In this case, the consumers alleged that the mortgage servicer added thousands of dollars in improper fees to their outstanding balance, and that it improperly applied their subsequent mortgage payments. The Bankruptcy Court previously determined that these actions were unlawful and granted summary judgment in favor of the debtors. A trial was then held in order to calculate damages, and the Court ultimately awarded a total judgment in favor of the debtors for $62,225.55.
In doing so, the Court rejected the creditor’s “computer did it” defense, which suggested that that they shouldn’t be penalized because the violations were a result of their computer software program.

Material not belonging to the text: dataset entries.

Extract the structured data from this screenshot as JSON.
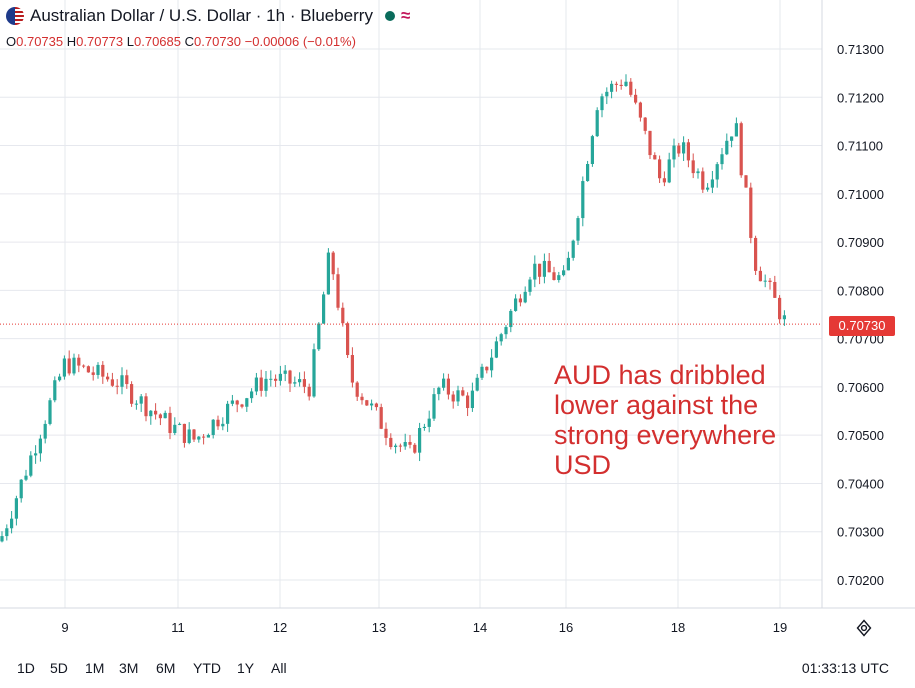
{
  "header": {
    "title": "Australian Dollar / U.S. Dollar · 1h · Blueberry",
    "status_icon": "green-dot-icon",
    "wave_icon": "≈"
  },
  "ohlc": {
    "o_label": "O",
    "o": "0.70735",
    "h_label": "H",
    "h": "0.70773",
    "l_label": "L",
    "l": "0.70685",
    "c_label": "C",
    "c": "0.70730",
    "change": "−0.00006 (−0.01%)"
  },
  "price_tag": "0.70730",
  "annotation": "AUD has dribbled\nlower against the\nstrong everywhere\nUSD",
  "ranges": [
    "1D",
    "5D",
    "1M",
    "3M",
    "6M",
    "YTD",
    "1Y",
    "All"
  ],
  "clock": "01:33:13 UTC",
  "colors": {
    "up": "#26a69a",
    "down": "#d9534f",
    "annotation": "#d32f2f",
    "price_tag": "#e53935"
  },
  "chart_data": {
    "type": "candlestick",
    "symbol": "AUD/USD",
    "interval": "1h",
    "ylim": [
      0.7014,
      0.7136
    ],
    "y_ticks": [
      "0.71300",
      "0.71200",
      "0.71100",
      "0.71000",
      "0.70900",
      "0.70800",
      "0.70700",
      "0.70600",
      "0.70500",
      "0.70400",
      "0.70300",
      "0.70200"
    ],
    "x_ticks": [
      "9",
      "11",
      "12",
      "13",
      "14",
      "16",
      "18",
      "19"
    ],
    "last_price": 0.7073,
    "grid": true,
    "close_path": [
      [
        "start",
        0.7028
      ],
      [
        "9",
        0.7065
      ],
      [
        "9",
        0.7061
      ],
      [
        "11",
        0.7052
      ],
      [
        "11",
        0.7049
      ],
      [
        "11",
        0.7055
      ],
      [
        "12",
        0.7062
      ],
      [
        "12",
        0.706
      ],
      [
        "12",
        0.7088
      ],
      [
        "13",
        0.7062
      ],
      [
        "13",
        0.7049
      ],
      [
        "13",
        0.7046
      ],
      [
        "14",
        0.706
      ],
      [
        "14",
        0.7057
      ],
      [
        "14",
        0.7085
      ],
      [
        "16",
        0.7082
      ],
      [
        "16",
        0.712
      ],
      [
        "16",
        0.7124
      ],
      [
        "18",
        0.7103
      ],
      [
        "18",
        0.711
      ],
      [
        "18",
        0.7102
      ],
      [
        "18",
        0.7115
      ],
      [
        "19",
        0.7086
      ],
      [
        "19",
        0.7073
      ]
    ]
  }
}
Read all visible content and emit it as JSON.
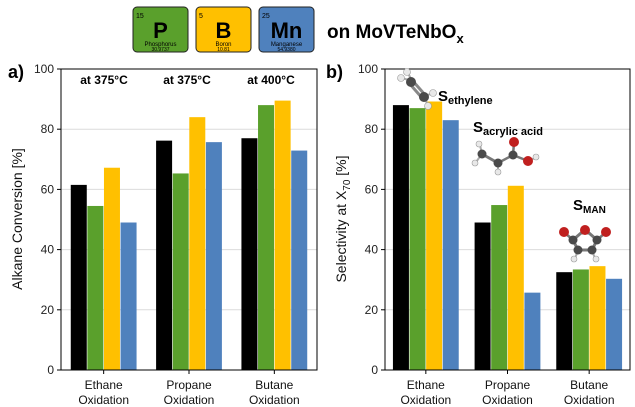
{
  "header": {
    "elements": [
      {
        "number": "15",
        "symbol": "P",
        "name": "Phosphorus",
        "mass": "30.9737",
        "color": "#5aa02c"
      },
      {
        "number": "5",
        "symbol": "B",
        "name": "Boron",
        "mass": "10.81",
        "color": "#ffc000"
      },
      {
        "number": "25",
        "symbol": "Mn",
        "name": "Manganese",
        "mass": "54.9380",
        "color": "#4f81bd"
      }
    ],
    "on_text": "on MoVTeNbO",
    "on_sub": "x"
  },
  "series_colors": [
    "#000000",
    "#5aa02c",
    "#ffc000",
    "#4f81bd"
  ],
  "chart_data": [
    {
      "type": "bar",
      "panel_label": "a)",
      "categories": [
        [
          "Ethane",
          "Oxidation"
        ],
        [
          "Propane",
          "Oxidation"
        ],
        [
          "Butane",
          "Oxidation"
        ]
      ],
      "series": [
        {
          "values": [
            61.5,
            76.2,
            77.0
          ]
        },
        {
          "values": [
            54.5,
            65.3,
            88.0
          ]
        },
        {
          "values": [
            67.2,
            84.0,
            89.5
          ]
        },
        {
          "values": [
            49.0,
            75.7,
            72.9
          ]
        }
      ],
      "ylabel": "Alkane Conversion [%]",
      "ylim": [
        0,
        100
      ],
      "yticks": [
        0,
        20,
        40,
        60,
        80,
        100
      ],
      "annotations": [
        "at 375°C",
        "at 375°C",
        "at 400°C"
      ]
    },
    {
      "type": "bar",
      "panel_label": "b)",
      "categories": [
        [
          "Ethane",
          "Oxidation"
        ],
        [
          "Propane",
          "Oxidation"
        ],
        [
          "Butane",
          "Oxidation"
        ]
      ],
      "series": [
        {
          "values": [
            88.0,
            49.0,
            32.5
          ]
        },
        {
          "values": [
            87.0,
            54.8,
            33.4
          ]
        },
        {
          "values": [
            89.2,
            61.2,
            34.5
          ]
        },
        {
          "values": [
            83.0,
            25.7,
            30.3
          ]
        }
      ],
      "ylabel_main": "Selectivity at X",
      "ylabel_sub": "70",
      "ylabel_tail": " [%]",
      "ylim": [
        0,
        100
      ],
      "yticks": [
        0,
        20,
        40,
        60,
        80,
        100
      ],
      "annotations": [
        {
          "main": "S",
          "sub": "ethylene"
        },
        {
          "main": "S",
          "sub": "acrylic acid"
        },
        {
          "main": "S",
          "sub": "MAN"
        }
      ]
    }
  ]
}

Instead, this type of a defense “is a nonstarter . . . since intelligent beings still control the computer and could have altered the programming appropriately.” In re McCormack, 203 B.R. 521, 524 (Bankr. D. N.H. 1996).
A bankruptcy case is intended to provide you with a fresh start, and improper creditor actions can prevent you from realizing the benefits of a true fresh start. Violations of your bankruptcy rights are therefore a serious matter, and Culik Law makes it a priority to seek out and litigate on these issues for consumers.